The single ASN for all leafs is a smart idea. i need to chew threw all of this more!!
Yeah I completely agree that using bgp listen at the spines is way better, but unfortunately the command in its current form requires an AS be specified, and you can't specify multiple. You could specify multiple peer groups but that's not really practical as you'd have a ton of repeated config (think bfd, authentication, etc. for each peer group). So having a different AS at each leaf obviously caused a problem there. Using the same AS at every leaf makes it so that you can use bgp listen at the spine instead and as shown earlier drastically reduce config.
Some folks are making an argument though that they want to be able to trace routes back to a leaf using AS_PATH which obviously won't be too easy if every leaf has the same AS (though I would think the server subnets below it would help with that, but whatever). So in that situation as a happy medium it looks like another option would be to use a different AS for each rack (singe leaf or dual-leaf via MLAG). That destroys bgp listen at the spine though, BUT there may be a fix coming down the road to allow the use of the command with multiple ASNs - which would help alleviate that.
Could you have each leaf prepend a different AS. So each leaf would be the same AS, but prepend a different AS? So something like
Leaf 1
router bgp 65001
neighbor 10.1.0.2 remote-as 65200
neighbor 10.1.0.2 route-map prepend out
!
route-map prepend permit 10
set as-path prepend 65042
Leaf 2
router bgp 65001
neighbor 10.1.0.2 remote-as 65200
neighbor 10.1.0.2 route-map prepend out
!
route-map prepend permit 10
set as-path prepend 65043
That is just one line of difference for each leaf which isn't bad.
-Otanx
Quote from: Otanx on July 08, 2015, 09:07:44 AM
Could you have each leaf prepend a different AS. So each leaf would be the same AS, but prepend a different AS? So something like
Leaf 1
router bgp 65001
neighbor 10.1.0.2 remote-as 65200
neighbor 10.1.0.2 route-map prepend out
!
route-map prepend permit 10
set as-path prepend 65042
Leaf 2
router bgp 65001
neighbor 10.1.0.2 remote-as 65200
neighbor 10.1.0.2 route-map prepend out
!
route-map prepend permit 10
set as-path prepend 65043
That is just one line of difference for each leaf which isn't bad.
-Otanx
Hmmm. Maybe? I don't see why not... allowas-in should still work I think. Eats up more ASNs which some people don't like and it's a little clunky but may get the job done. I'll play with it.

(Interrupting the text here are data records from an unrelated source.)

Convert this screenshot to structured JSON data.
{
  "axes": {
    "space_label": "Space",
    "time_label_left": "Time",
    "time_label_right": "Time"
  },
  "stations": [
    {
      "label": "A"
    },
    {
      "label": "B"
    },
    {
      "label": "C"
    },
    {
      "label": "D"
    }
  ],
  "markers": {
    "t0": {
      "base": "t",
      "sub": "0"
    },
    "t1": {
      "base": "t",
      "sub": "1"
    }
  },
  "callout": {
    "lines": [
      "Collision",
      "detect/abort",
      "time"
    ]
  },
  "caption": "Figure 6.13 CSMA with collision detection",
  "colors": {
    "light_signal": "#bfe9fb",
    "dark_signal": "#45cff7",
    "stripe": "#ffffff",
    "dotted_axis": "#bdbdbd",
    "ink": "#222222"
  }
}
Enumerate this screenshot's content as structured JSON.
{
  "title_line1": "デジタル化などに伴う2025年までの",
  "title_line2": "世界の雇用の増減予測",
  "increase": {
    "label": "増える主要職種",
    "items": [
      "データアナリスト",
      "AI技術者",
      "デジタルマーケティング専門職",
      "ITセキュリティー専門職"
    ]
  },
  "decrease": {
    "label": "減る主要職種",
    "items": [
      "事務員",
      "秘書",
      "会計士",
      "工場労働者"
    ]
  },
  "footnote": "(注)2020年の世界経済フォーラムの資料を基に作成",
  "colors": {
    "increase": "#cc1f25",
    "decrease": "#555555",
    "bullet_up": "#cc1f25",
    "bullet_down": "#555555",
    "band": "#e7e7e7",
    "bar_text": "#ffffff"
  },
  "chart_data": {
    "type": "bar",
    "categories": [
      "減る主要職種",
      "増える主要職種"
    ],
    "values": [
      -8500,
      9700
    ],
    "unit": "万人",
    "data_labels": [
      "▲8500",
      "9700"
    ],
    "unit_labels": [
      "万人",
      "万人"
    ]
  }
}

If you want to trace to a leaf with AS_PATH then this gives you the simplified config, and only uses one more ASN than you would have anyway. If you don't care about tracing using AS_PATH then don't use the prepend.
-Otanx
Quote from: Otanx on July 08, 2015, 01:04:55 PM
If you want to trace to a leaf with AS_PATH then this gives you the simplified config, and only uses one more ASN than you would have anyway. If you don't care about tracing using AS_PATH then don't use the prepend.
-Otanx
Oh, I was in no way knocking it. Completely agree.
Right, I am just suggesting you can make it an optional deployment option. If you want tracing add these two lines. If you don't leave them out.
-Otanx
Eeesh. So my original paper is based off using a different AS at every leaf - even those that are MLAG'd together.
Just realized something... let's say I have a spine switch (SPINE1) connected to two leaf switches (LEAF1, LEAF2). Both of the leaf switches are MLAG'd together and connected to the same server, advertising its subnet to the spine.
If the two leaf switches are in different ASs, does that create a routing loop? I'm thinking LEAF1 advertises server subnet to SPINE1, and SPINE1 advertises it down to LEAF2 - will LEAF2 accept and add the route? Need to test this... I feel like this a simple networking 101 concept I'm forgetting about... but if it's true, I don't even see that as a viable design option - to address it would require filtering, and why do that when you can just put the two leaf switches in the same AS and address the problem.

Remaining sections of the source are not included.